Increasing efficiency and responsiveness with GIS
The Customer
One role of the Royal Engineers (RE) is to assist land based forces achieve their mission objectives, by maximising their mobility, survivability and sustainability using a wide range of specialist support services such as bridge building, mine clearing and demolition.
Improves situational awareness, contributing to better decision making
Enables tasks and resources to be located with precision, saving time
Promotes greater collaboration and sharing of information
The Challenge
Historically, the RE relied on manual, labour-intensive methods (broadly unchanged since the Second World War) that can be slow, resource intensive and prone to errors.
For example, the surveying and siting of a temporary bridge relied on the skills and experience of the RE using measuring equipment and whatever paper-based mapping was available. However, if the surveying and construction teams did not share the same mapping and positional awareness, the bridge could be constructed in the wrong location or to the wrong specification for the conditions.
The RE sought a new approach to planning and tasking that would achieve greater efficiency and increase its capability to respond effectively to operational demands.
The Solution
MAKEFAST is one of a number of BISAs (Battlefield Information System Applications) designed to operate through the developing BOWMAN communications infrastructure, and uses Esri’s Geographic Information Systems (GIS) technology for the mapping component. MAKEFAST has been developed to provide software tools that replicate existing RE processes: a comprehensive engineering planning and control package for combat engineers, supporting mission-critical tasks such as gap crossing, service provision, minefield management and demolition. It assists with planning, designing, resourcing and construction management and will be integrated and interoperable with other information systems within the land component of any operation.

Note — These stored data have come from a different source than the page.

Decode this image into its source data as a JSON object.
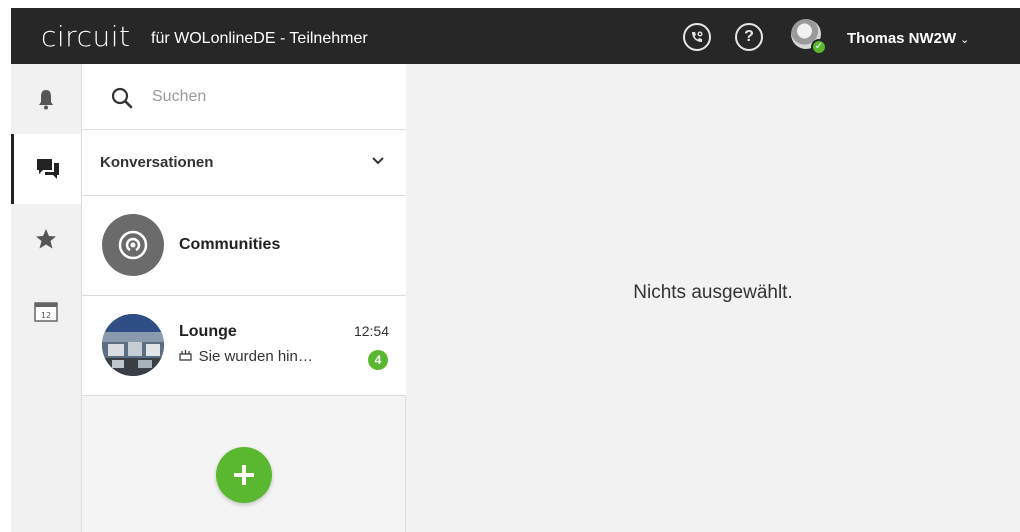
{
  "header": {
    "brand": "circuit",
    "tenant": "für WOLonlineDE - Teilnehmer",
    "user_name": "Thomas NW2W",
    "caret": "⌄",
    "help_glyph": "?"
  },
  "rail": {
    "items": [
      {
        "name": "notifications",
        "icon": "bell-icon"
      },
      {
        "name": "conversations",
        "icon": "chat-bubbles-icon",
        "active": true
      },
      {
        "name": "favorites",
        "icon": "star-icon"
      },
      {
        "name": "calendar",
        "icon": "calendar-icon",
        "day": "12"
      }
    ]
  },
  "search": {
    "placeholder": "Suchen"
  },
  "section": {
    "label": "Konversationen"
  },
  "conversations": [
    {
      "title": "Communities",
      "icon": "communities-broadcast-icon"
    },
    {
      "title": "Lounge",
      "time": "12:54",
      "preview": "Sie wurden hin…",
      "unread": "4",
      "preview_icon": "cake-icon"
    }
  ],
  "content": {
    "empty_text": "Nichts ausgewählt."
  },
  "colors": {
    "topbar": "#272727",
    "accent_green": "#59b82f",
    "rail_bg": "#f1f1f1",
    "content_bg": "#f2f2f2"
  }
}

The GIS component enables engineers to locate tasks and resources with precision, aiding deployment. Detailed overlays can be quickly drawn and shared between HQ and operational staff (in raster and vector format), improving situational awareness and informing decision making from a single, shared view of the task.
A detailed asset inventory is an important new capability: each asset has its own icon in MAKEFAST’s sketching tools, and these can be dragged and dropped onto maps, making it quick and intuitive to create scale drawings and geo-referenced overlays. A gap crossing tool is another feature: it is for accurately calculating the correct span, loadings and therefore equipment requirements.
Benefits
The MAKEFAST BISA has been received very positively in trials. For those responsible for tasking, it speeds up the briefing process while ensuring a clear and accurate picture is provided. For those responsible for deployment, it means greater accuracy in the siting of the right assets for the task, with the potential to save valuable time. Key benefits so far include:
Increased business process efficiency
The mapping component complements the task planning and resource management functions within MAKEFAST by providing a common geographic reference at reconnaissance, tasking, and construction stages. The installed asset can also be more efficiently georeferenced on completion, allowing its position to be more quickly and accurately communicated to end users.
Greatly reduced task time
The ability to clearly visualise a task and more easily share this information via BOWMAN, coupled with MAKEFAST’s improved design and resource ordering capability is expected to significantly reduce task time, in some cases by half. This will have a major benefit on agility and resource availability, allowing the Royal Engineers to better keep pace with operational tempo.
More effective information sharing and communication
In line with other BISAs planned to utilise the BOWMAN infrastructure, MAKEFAST is fulfilling its objective of promoting greater collaboration, sharing of common data and processes, and reducing information silos, thus enhancing overall operational efficiency and effectiveness.